Но тут же вспомнилось и другое: бывалый, не раз награжденный, отмеченный нашивками ранений, знакомый майор говорил:
— Черняховский поднялся как новая звезда, и верно: что ни сражение — за ним победа. Слышал, многие называют его счастливчиком: вот, мол, кому действительно везет! За тринадцать месяцев войны никому не известный ранее комдив становится знаменитым командармом! Но мне доводилось видеть «счастливчика» вблизи — в полку, в батальоне, в роте, в солдатском окопе, в танке, на действующей батарее. Нет, не в ореоле славы — в грязи по пояс и с автоматом в руках.

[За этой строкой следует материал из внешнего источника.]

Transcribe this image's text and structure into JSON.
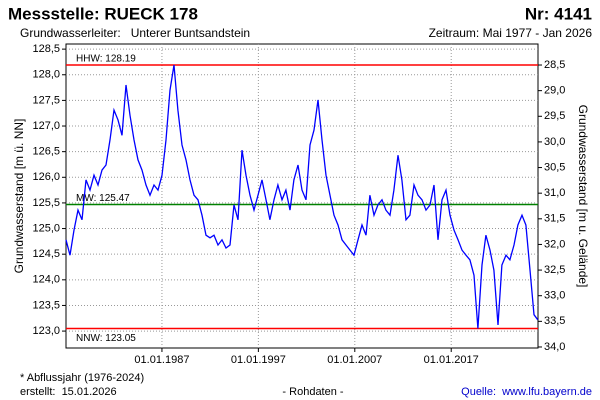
{
  "chart_data": {
    "type": "line",
    "title": "Messstelle: RUECK 178",
    "number": "Nr: 4141",
    "subtitle": "Grundwasserleiter:   Unterer Buntsandstein",
    "period": "Zeitraum: Mai 1977 - Jan 2026",
    "y_label": "Grundwasserstand [m ü. NN]",
    "y2_label": "Grundwasserstand [m u. Gelände]",
    "footnote": "* Abflussjahr (1976-2024)",
    "created": "erstellt:  15.01.2026",
    "data_kind": "- Rohdaten -",
    "source": "Quelle:  www.lfu.bayern.de",
    "grid": true,
    "xlim": [
      1977.05,
      2026.0
    ],
    "xticks": [
      {
        "value": 1987,
        "label": "01.01.1987"
      },
      {
        "value": 1997,
        "label": "01.01.1997"
      },
      {
        "value": 2007,
        "label": "01.01.2007"
      },
      {
        "value": 2017,
        "label": "01.01.2017"
      }
    ],
    "ylim": [
      122.67,
      128.6
    ],
    "yticks": [
      {
        "value": 123.0,
        "label": "123,0"
      },
      {
        "value": 123.5,
        "label": "123,5"
      },
      {
        "value": 124.0,
        "label": "124,0"
      },
      {
        "value": 124.5,
        "label": "124,5"
      },
      {
        "value": 125.0,
        "label": "125,0"
      },
      {
        "value": 125.5,
        "label": "125,5"
      },
      {
        "value": 126.0,
        "label": "126,0"
      },
      {
        "value": 126.5,
        "label": "126,5"
      },
      {
        "value": 127.0,
        "label": "127,0"
      },
      {
        "value": 127.5,
        "label": "127,5"
      },
      {
        "value": 128.0,
        "label": "128,0"
      },
      {
        "value": 128.5,
        "label": "128,5"
      }
    ],
    "y2lim": [
      34.02,
      28.09
    ],
    "y2ticks": [
      {
        "value": 28.5,
        "label": "28,5"
      },
      {
        "value": 29.0,
        "label": "29,0"
      },
      {
        "value": 29.5,
        "label": "29,5"
      },
      {
        "value": 30.0,
        "label": "30,0"
      },
      {
        "value": 30.5,
        "label": "30,5"
      },
      {
        "value": 31.0,
        "label": "31,0"
      },
      {
        "value": 31.5,
        "label": "31,5"
      },
      {
        "value": 32.0,
        "label": "32,0"
      },
      {
        "value": 32.5,
        "label": "32,5"
      },
      {
        "value": 33.0,
        "label": "33,0"
      },
      {
        "value": 33.5,
        "label": "33,5"
      },
      {
        "value": 34.0,
        "label": "34,0"
      }
    ],
    "reference_lines": [
      {
        "label": "HHW: 128.19",
        "value": 128.19,
        "color": "#ff0000"
      },
      {
        "label": "MW: 125.47",
        "value": 125.47,
        "color": "#008000"
      },
      {
        "label": "NNW: 123.05",
        "value": 123.05,
        "color": "#ff0000"
      }
    ],
    "x": [
      1977.05,
      1977.46,
      1977.88,
      1978.29,
      1978.71,
      1979.12,
      1979.54,
      1979.95,
      1980.37,
      1980.78,
      1981.2,
      1981.61,
      1982.03,
      1982.44,
      1982.86,
      1983.27,
      1983.69,
      1984.1,
      1984.52,
      1984.93,
      1985.35,
      1985.76,
      1986.18,
      1986.59,
      1987.01,
      1987.42,
      1987.84,
      1988.25,
      1988.66,
      1989.08,
      1989.49,
      1989.91,
      1990.32,
      1990.74,
      1991.15,
      1991.57,
      1991.98,
      1992.4,
      1992.81,
      1993.23,
      1993.64,
      1994.06,
      1994.47,
      1994.89,
      1995.3,
      1995.72,
      1996.13,
      1996.55,
      1996.96,
      1997.38,
      1997.79,
      1998.2,
      1998.62,
      1999.03,
      1999.45,
      1999.86,
      2000.28,
      2000.69,
      2001.11,
      2001.52,
      2001.94,
      2002.35,
      2002.77,
      2003.18,
      2003.6,
      2004.01,
      2004.43,
      2004.84,
      2005.26,
      2005.67,
      2006.09,
      2006.5,
      2006.92,
      2007.33,
      2007.75,
      2008.16,
      2008.57,
      2008.99,
      2009.4,
      2009.82,
      2010.23,
      2010.65,
      2011.06,
      2011.48,
      2011.89,
      2012.31,
      2012.72,
      2013.14,
      2013.55,
      2013.97,
      2014.38,
      2014.8,
      2015.21,
      2015.63,
      2016.04,
      2016.46,
      2016.87,
      2017.29,
      2017.7,
      2018.12,
      2018.53,
      2018.94,
      2019.36,
      2019.77,
      2020.19,
      2020.6,
      2021.02,
      2021.43,
      2021.85,
      2022.26,
      2022.68,
      2023.09,
      2023.51,
      2023.92,
      2024.34,
      2024.75,
      2025.17,
      2025.58,
      2025.98
    ],
    "series": [
      {
        "color": "#0000ff",
        "values": [
          124.78,
          124.48,
          124.97,
          125.36,
          125.17,
          125.95,
          125.75,
          126.04,
          125.85,
          126.14,
          126.24,
          126.73,
          127.31,
          127.12,
          126.82,
          127.8,
          127.21,
          126.73,
          126.34,
          126.14,
          125.85,
          125.65,
          125.85,
          125.75,
          126.04,
          126.73,
          127.7,
          128.19,
          127.31,
          126.63,
          126.34,
          125.95,
          125.65,
          125.56,
          125.26,
          124.87,
          124.82,
          124.87,
          124.68,
          124.78,
          124.62,
          124.68,
          125.46,
          125.17,
          126.53,
          126.04,
          125.65,
          125.36,
          125.65,
          125.95,
          125.56,
          125.17,
          125.56,
          125.85,
          125.56,
          125.75,
          125.36,
          125.95,
          126.24,
          125.75,
          125.56,
          126.63,
          126.92,
          127.51,
          126.73,
          126.04,
          125.65,
          125.26,
          125.07,
          124.78,
          124.68,
          124.58,
          124.48,
          124.78,
          125.07,
          124.87,
          125.65,
          125.26,
          125.46,
          125.56,
          125.36,
          125.26,
          125.75,
          126.43,
          125.95,
          125.17,
          125.26,
          125.85,
          125.65,
          125.56,
          125.36,
          125.46,
          125.85,
          124.78,
          125.56,
          125.75,
          125.26,
          124.97,
          124.78,
          124.58,
          124.48,
          124.39,
          124.09,
          123.05,
          124.29,
          124.87,
          124.58,
          124.19,
          123.12,
          124.29,
          124.48,
          124.39,
          124.68,
          125.07,
          125.26,
          125.07,
          124.19,
          123.32,
          123.22
        ]
      }
    ]
  }
}
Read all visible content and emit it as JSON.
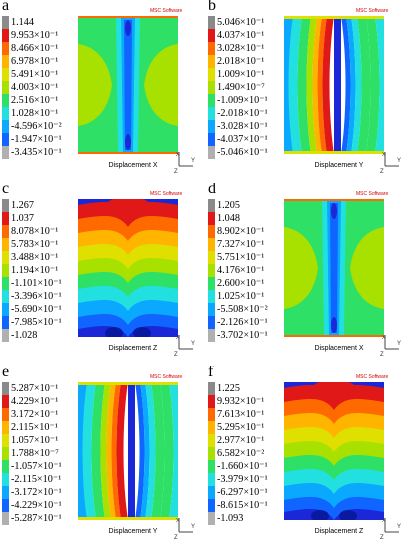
{
  "colors": [
    "#8a8a8a",
    "#e01818",
    "#ff6a00",
    "#ffb400",
    "#e0e000",
    "#a8e000",
    "#2ee066",
    "#22e0e0",
    "#0aa8ff",
    "#1064ff",
    "#1a28d8",
    "#b0b0b0"
  ],
  "panels": [
    {
      "letter": "a",
      "caption": "Displacement X",
      "logo": "MSC Software",
      "type": "x",
      "legend": [
        "1.144",
        "9.953×10⁻¹",
        "8.466×10⁻¹",
        "6.978×10⁻¹",
        "5.491×10⁻¹",
        "4.003×10⁻¹",
        "2.516×10⁻¹",
        "1.028×10⁻¹",
        "-4.596×10⁻²",
        "-1.947×10⁻¹",
        "-3.435×10⁻¹"
      ]
    },
    {
      "letter": "b",
      "caption": "Displacement Y",
      "logo": "MSC Software",
      "type": "y",
      "legend": [
        "5.046×10⁻¹",
        "4.037×10⁻¹",
        "3.028×10⁻¹",
        "2.018×10⁻¹",
        "1.009×10⁻¹",
        "1.490×10⁻⁷",
        "-1.009×10⁻¹",
        "-2.018×10⁻¹",
        "-3.028×10⁻¹",
        "-4.037×10⁻¹",
        "-5.046×10⁻¹"
      ]
    },
    {
      "letter": "c",
      "caption": "Displacement Z",
      "logo": "MSC Software",
      "type": "z",
      "legend": [
        "1.267",
        "1.037",
        "8.078×10⁻¹",
        "5.783×10⁻¹",
        "3.488×10⁻¹",
        "1.194×10⁻¹",
        "-1.101×10⁻¹",
        "-3.396×10⁻¹",
        "-5.690×10⁻¹",
        "-7.985×10⁻¹",
        "-1.028"
      ]
    },
    {
      "letter": "d",
      "caption": "Displacement X",
      "logo": "MSC Software",
      "type": "x",
      "legend": [
        "1.205",
        "1.048",
        "8.902×10⁻¹",
        "7.327×10⁻¹",
        "5.751×10⁻¹",
        "4.176×10⁻¹",
        "2.600×10⁻¹",
        "1.025×10⁻¹",
        "-5.508×10⁻²",
        "-2.126×10⁻¹",
        "-3.702×10⁻¹"
      ]
    },
    {
      "letter": "e",
      "caption": "Displacement Y",
      "logo": "MSC Software",
      "type": "y",
      "legend": [
        "5.287×10⁻¹",
        "4.229×10⁻¹",
        "3.172×10⁻¹",
        "2.115×10⁻¹",
        "1.057×10⁻¹",
        "1.788×10⁻⁷",
        "-1.057×10⁻¹",
        "-2.115×10⁻¹",
        "-3.172×10⁻¹",
        "-4.229×10⁻¹",
        "-5.287×10⁻¹"
      ]
    },
    {
      "letter": "f",
      "caption": "Displacement Z",
      "logo": "MSC Software",
      "type": "z",
      "legend": [
        "1.225",
        "9.932×10⁻¹",
        "7.613×10⁻¹",
        "5.295×10⁻¹",
        "2.977×10⁻¹",
        "6.582×10⁻²",
        "-1.660×10⁻¹",
        "-3.979×10⁻¹",
        "-6.297×10⁻¹",
        "-8.615×10⁻¹",
        "-1.093"
      ]
    }
  ],
  "axis_labels": {
    "y": "Y",
    "z": "Z",
    "x": "X"
  }
}
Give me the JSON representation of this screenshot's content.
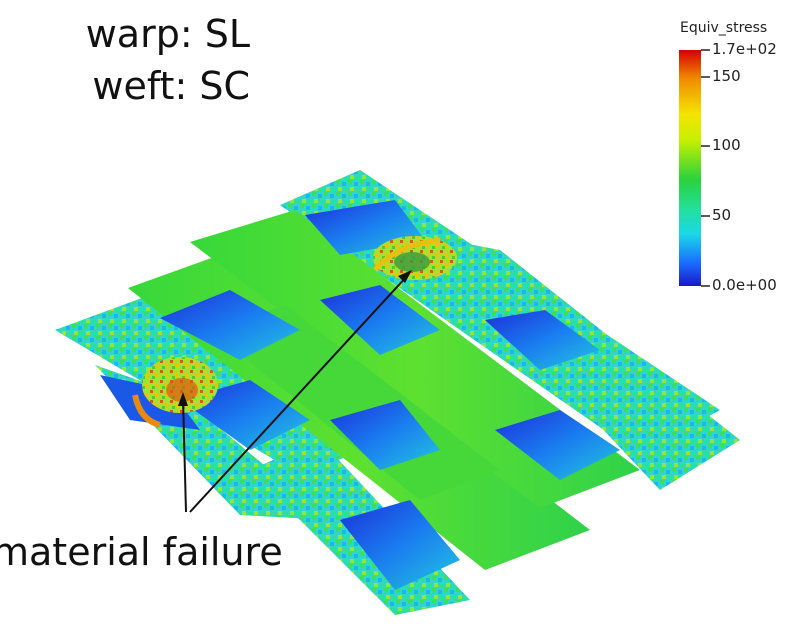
{
  "title": {
    "line1": "warp: SL",
    "line2": "weft: SC"
  },
  "annotation": {
    "label": "material failure"
  },
  "colorbar": {
    "title": "Equiv_stress",
    "ticks": [
      "1.7e+02",
      "150",
      "100",
      "50",
      "0.0e+00"
    ],
    "colors": [
      "#d40000",
      "#f08a00",
      "#f5e400",
      "#c8f000",
      "#29d23c",
      "#22e0a0",
      "#1ad8e8",
      "#1a6fff",
      "#1b18c8"
    ]
  }
}
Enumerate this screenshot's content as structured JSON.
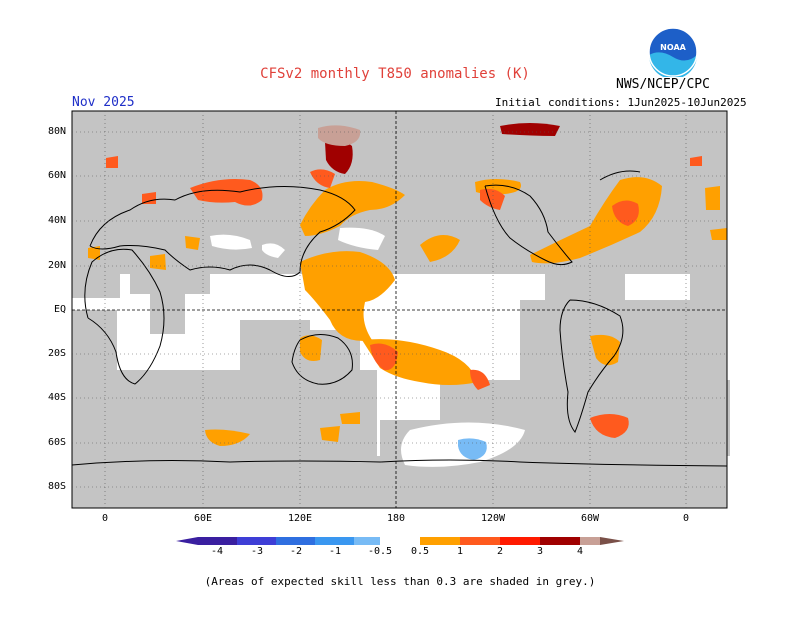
{
  "title": "CFSv2 monthly T850 anomalies (K)",
  "period": "Nov 2025",
  "initial_conditions": "Initial conditions: 1Jun2025-10Jun2025",
  "agency": "NWS/NCEP/CPC",
  "logo_text": "NOAA",
  "footnote": "(Areas of expected skill less than 0.3 are shaded in grey.)",
  "map": {
    "lat_labels": [
      "80N",
      "60N",
      "40N",
      "20N",
      "EQ",
      "20S",
      "40S",
      "60S",
      "80S"
    ],
    "lon_labels": [
      "0",
      "60E",
      "120E",
      "180",
      "120W",
      "60W",
      "0"
    ],
    "grid": "dotted",
    "colors": {
      "low_skill": "#c4c4c4",
      "ocean_neutral": "#ffffff",
      "coast": "#000000"
    }
  },
  "colorbar": {
    "labels": [
      "-4",
      "-3",
      "-2",
      "-1",
      "-0.5",
      "0.5",
      "1",
      "2",
      "3",
      "4"
    ],
    "colors": [
      "#3a1fa0",
      "#3e3ed6",
      "#2f6fe0",
      "#3a97f0",
      "#78bbf5",
      "#ffffff",
      "#ffa000",
      "#ff5a1e",
      "#ff1a00",
      "#a00000",
      "#c8a096",
      "#7a5048"
    ]
  }
}
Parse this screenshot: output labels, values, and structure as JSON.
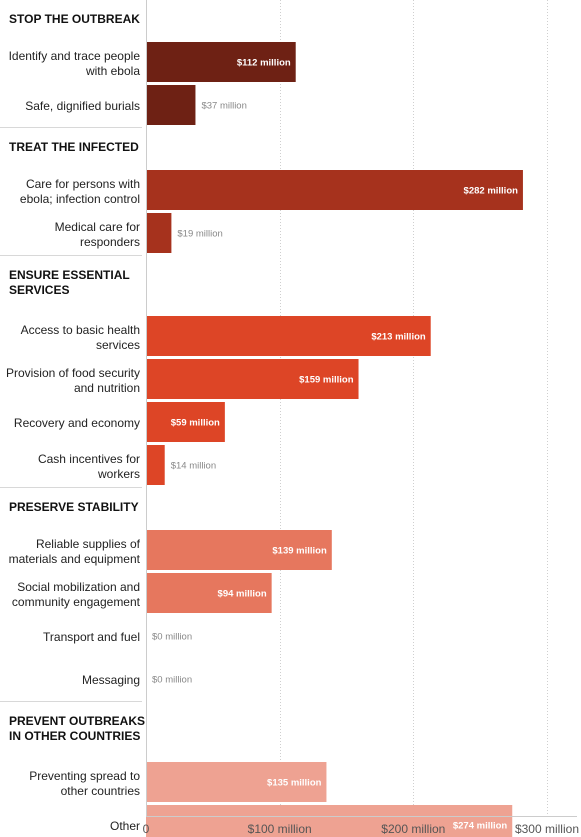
{
  "chart_data": {
    "type": "bar",
    "orientation": "horizontal",
    "title": "",
    "xlabel": "",
    "ylabel": "",
    "xlim": [
      0,
      300
    ],
    "x_ticks": [
      "0",
      "$100 million",
      "$200 million",
      "$300 million"
    ],
    "grid": true,
    "unit_suffix": " million",
    "groups": [
      {
        "heading": "STOP THE OUTBREAK",
        "color": "#6e2114",
        "items": [
          {
            "label": "Identify and trace people\nwith ebola",
            "value": 112,
            "value_label": "$112 million"
          },
          {
            "label": "Safe, dignified burials",
            "value": 37,
            "value_label": "$37 million"
          }
        ]
      },
      {
        "heading": "TREAT THE INFECTED",
        "color": "#a6321d",
        "items": [
          {
            "label": "Care for persons with\nebola; infection control",
            "value": 282,
            "value_label": "$282 million"
          },
          {
            "label": "Medical care for\nresponders",
            "value": 19,
            "value_label": "$19 million"
          }
        ]
      },
      {
        "heading": "ENSURE ESSENTIAL\nSERVICES",
        "color": "#dd4526",
        "items": [
          {
            "label": "Access to basic health\nservices",
            "value": 213,
            "value_label": "$213 million"
          },
          {
            "label": "Provision of food security\nand nutrition",
            "value": 159,
            "value_label": "$159 million"
          },
          {
            "label": "Recovery and economy",
            "value": 59,
            "value_label": "$59 million"
          },
          {
            "label": "Cash incentives for\nworkers",
            "value": 14,
            "value_label": "$14 million"
          }
        ]
      },
      {
        "heading": "PRESERVE STABILITY",
        "color": "#e6775e",
        "items": [
          {
            "label": "Reliable supplies of\nmaterials and equipment",
            "value": 139,
            "value_label": "$139 million"
          },
          {
            "label": "Social mobilization and\ncommunity engagement",
            "value": 94,
            "value_label": "$94 million"
          },
          {
            "label": "Transport and fuel",
            "value": 0,
            "value_label": "$0 million"
          },
          {
            "label": "Messaging",
            "value": 0,
            "value_label": "$0 million"
          }
        ]
      },
      {
        "heading": "PREVENT OUTBREAKS\nIN OTHER COUNTRIES",
        "color": "#eea292",
        "items": [
          {
            "label": "Preventing spread to\nother countries",
            "value": 135,
            "value_label": "$135 million"
          },
          {
            "label": "Other",
            "value": 274,
            "value_label": "$274 million"
          }
        ]
      }
    ]
  }
}
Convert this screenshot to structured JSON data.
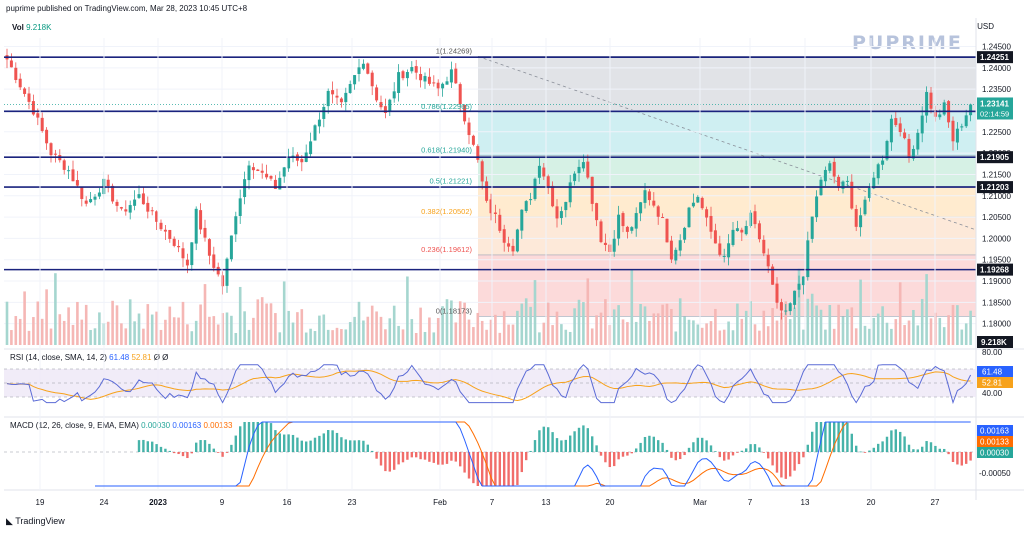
{
  "header": {
    "text": "puprime published on TradingView.com, Mar 28, 2023 10:45 UTC+8",
    "currency": "USD"
  },
  "watermark": "PUPRIME",
  "footer": "TradingView",
  "volume": {
    "label": "Vol",
    "value": "9.218K",
    "badge": "9.218K"
  },
  "rsi": {
    "label": "RSI (14, close, SMA, 14, 2)",
    "rsi_value": "61.48",
    "ma_value": "52.81",
    "suffix": "Ø Ø",
    "ticks": [
      "80.00",
      "40.00"
    ],
    "badge_rsi": "61.48",
    "badge_ma": "52.81"
  },
  "macd": {
    "label": "MACD (12, 26, close, 9, EMA, EMA)",
    "hist": "0.00030",
    "macd": "0.00163",
    "signal": "0.00133",
    "ticks": [
      "-0.00050"
    ],
    "badge_macd": "0.00163",
    "badge_signal": "0.00133",
    "badge_hist": "0.00030"
  },
  "colors": {
    "up": "#26a69a",
    "down": "#ef5350",
    "hline": "#1a237e",
    "badge": "#131722",
    "rsi": "#5b6bd6",
    "rsi_ma": "#f7a21b"
  },
  "chart_data": {
    "type": "candlestick",
    "symbol_currency": "USD",
    "ylim": [
      1.175,
      1.247
    ],
    "price_ticks": [
      1.245,
      1.24,
      1.235,
      1.23,
      1.225,
      1.22,
      1.215,
      1.21,
      1.205,
      1.2,
      1.195,
      1.19,
      1.185,
      1.18
    ],
    "x_ticks": [
      "19",
      "24",
      "2023",
      "9",
      "16",
      "23",
      "Feb",
      "7",
      "13",
      "20",
      "Mar",
      "7",
      "13",
      "20",
      "27"
    ],
    "horizontal_levels": [
      1.24251,
      1.22981,
      1.21905,
      1.21203,
      1.19268
    ],
    "horizontal_labels": [
      "1.24251",
      "1.22981",
      "1.21905",
      "1.21203",
      "1.19268"
    ],
    "current_price": {
      "value": "1.23141",
      "countdown": "02:14:59"
    },
    "fibonacci": {
      "levels": [
        {
          "ratio": "1",
          "price": "1.24269",
          "label": "1(1.24269)"
        },
        {
          "ratio": "0.786",
          "price": "1.22965",
          "label": "0.786(1.22965)"
        },
        {
          "ratio": "0.618",
          "price": "1.21940",
          "label": "0.618(1.21940)"
        },
        {
          "ratio": "0.5",
          "price": "1.21221",
          "label": "0.5(1.21221)"
        },
        {
          "ratio": "0.382",
          "price": "1.20502",
          "label": "0.382(1.20502)"
        },
        {
          "ratio": "0.236",
          "price": "1.19612",
          "label": "0.236(1.19612)"
        },
        {
          "ratio": "0",
          "price": "1.18173",
          "label": "0(1.18173)"
        }
      ]
    },
    "price_path": [
      {
        "x": 0,
        "p": 1.242
      },
      {
        "x": 6,
        "p": 1.23
      },
      {
        "x": 10,
        "p": 1.22
      },
      {
        "x": 14,
        "p": 1.216
      },
      {
        "x": 18,
        "p": 1.208
      },
      {
        "x": 22,
        "p": 1.213
      },
      {
        "x": 26,
        "p": 1.206
      },
      {
        "x": 30,
        "p": 1.21
      },
      {
        "x": 34,
        "p": 1.204
      },
      {
        "x": 38,
        "p": 1.199
      },
      {
        "x": 41,
        "p": 1.194
      },
      {
        "x": 43,
        "p": 1.206
      },
      {
        "x": 46,
        "p": 1.196
      },
      {
        "x": 49,
        "p": 1.189
      },
      {
        "x": 52,
        "p": 1.206
      },
      {
        "x": 55,
        "p": 1.218
      },
      {
        "x": 58,
        "p": 1.215
      },
      {
        "x": 61,
        "p": 1.212
      },
      {
        "x": 64,
        "p": 1.219
      },
      {
        "x": 67,
        "p": 1.218
      },
      {
        "x": 70,
        "p": 1.226
      },
      {
        "x": 73,
        "p": 1.234
      },
      {
        "x": 76,
        "p": 1.231
      },
      {
        "x": 79,
        "p": 1.238
      },
      {
        "x": 81,
        "p": 1.242
      },
      {
        "x": 84,
        "p": 1.233
      },
      {
        "x": 86,
        "p": 1.229
      },
      {
        "x": 89,
        "p": 1.238
      },
      {
        "x": 92,
        "p": 1.24
      },
      {
        "x": 95,
        "p": 1.237
      },
      {
        "x": 98,
        "p": 1.235
      },
      {
        "x": 101,
        "p": 1.239
      },
      {
        "x": 103,
        "p": 1.232
      },
      {
        "x": 105,
        "p": 1.225
      },
      {
        "x": 107,
        "p": 1.218
      },
      {
        "x": 109,
        "p": 1.208
      },
      {
        "x": 111,
        "p": 1.205
      },
      {
        "x": 113,
        "p": 1.2
      },
      {
        "x": 115,
        "p": 1.198
      },
      {
        "x": 117,
        "p": 1.206
      },
      {
        "x": 119,
        "p": 1.21
      },
      {
        "x": 121,
        "p": 1.218
      },
      {
        "x": 123,
        "p": 1.212
      },
      {
        "x": 125,
        "p": 1.205
      },
      {
        "x": 127,
        "p": 1.209
      },
      {
        "x": 129,
        "p": 1.216
      },
      {
        "x": 131,
        "p": 1.219
      },
      {
        "x": 133,
        "p": 1.209
      },
      {
        "x": 135,
        "p": 1.2
      },
      {
        "x": 137,
        "p": 1.197
      },
      {
        "x": 139,
        "p": 1.205
      },
      {
        "x": 141,
        "p": 1.201
      },
      {
        "x": 143,
        "p": 1.205
      },
      {
        "x": 145,
        "p": 1.211
      },
      {
        "x": 147,
        "p": 1.208
      },
      {
        "x": 149,
        "p": 1.204
      },
      {
        "x": 151,
        "p": 1.196
      },
      {
        "x": 153,
        "p": 1.2
      },
      {
        "x": 155,
        "p": 1.207
      },
      {
        "x": 157,
        "p": 1.21
      },
      {
        "x": 159,
        "p": 1.204
      },
      {
        "x": 161,
        "p": 1.199
      },
      {
        "x": 163,
        "p": 1.195
      },
      {
        "x": 165,
        "p": 1.202
      },
      {
        "x": 167,
        "p": 1.201
      },
      {
        "x": 169,
        "p": 1.205
      },
      {
        "x": 171,
        "p": 1.2
      },
      {
        "x": 173,
        "p": 1.193
      },
      {
        "x": 175,
        "p": 1.184
      },
      {
        "x": 177,
        "p": 1.182
      },
      {
        "x": 179,
        "p": 1.187
      },
      {
        "x": 181,
        "p": 1.192
      },
      {
        "x": 183,
        "p": 1.205
      },
      {
        "x": 185,
        "p": 1.214
      },
      {
        "x": 187,
        "p": 1.217
      },
      {
        "x": 189,
        "p": 1.212
      },
      {
        "x": 191,
        "p": 1.213
      },
      {
        "x": 193,
        "p": 1.203
      },
      {
        "x": 195,
        "p": 1.208
      },
      {
        "x": 197,
        "p": 1.215
      },
      {
        "x": 199,
        "p": 1.219
      },
      {
        "x": 201,
        "p": 1.228
      },
      {
        "x": 203,
        "p": 1.226
      },
      {
        "x": 205,
        "p": 1.219
      },
      {
        "x": 207,
        "p": 1.225
      },
      {
        "x": 209,
        "p": 1.234
      },
      {
        "x": 211,
        "p": 1.228
      },
      {
        "x": 213,
        "p": 1.231
      },
      {
        "x": 215,
        "p": 1.223
      },
      {
        "x": 217,
        "p": 1.227
      },
      {
        "x": 219,
        "p": 1.2314
      }
    ]
  }
}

Что за энергия в человеке: в дождь, в мороз, в буран — везде поспевает, все видит и малой оплошности не простит. Под Касторной мой батальон отлично выполнил задачу, и вот он, Иван Данилович, тут как тут. Броской походкой вышагивает, чистенький, подтянутый, франтоватый, дружески руку подает:
«Поздравляю, отличная робота. И особенно вторая рота, молодцы!»
Признаться, я растерялся: откуда ему известно, что именно вторая рота раньше других на станцию ворвалась и эшелон противника с боеприпасами захватила? Спросить об этом не успел, вижу, генерал нахмурил брови:
«Почему не бриты, майор? Разве не вы служите солдату примером?»
Резко повернулся, сел в машину и укатил в соседний полк, а я вроде бы сразу два душа принял — теплый и ледяной. Стыдно, конечно, перед солдатами, что такого пустяка недосмотрел. А позднее, когда часок передышки выпал, вижу — все бойцы за самобрейки взялись, и, право, батальон помолодел!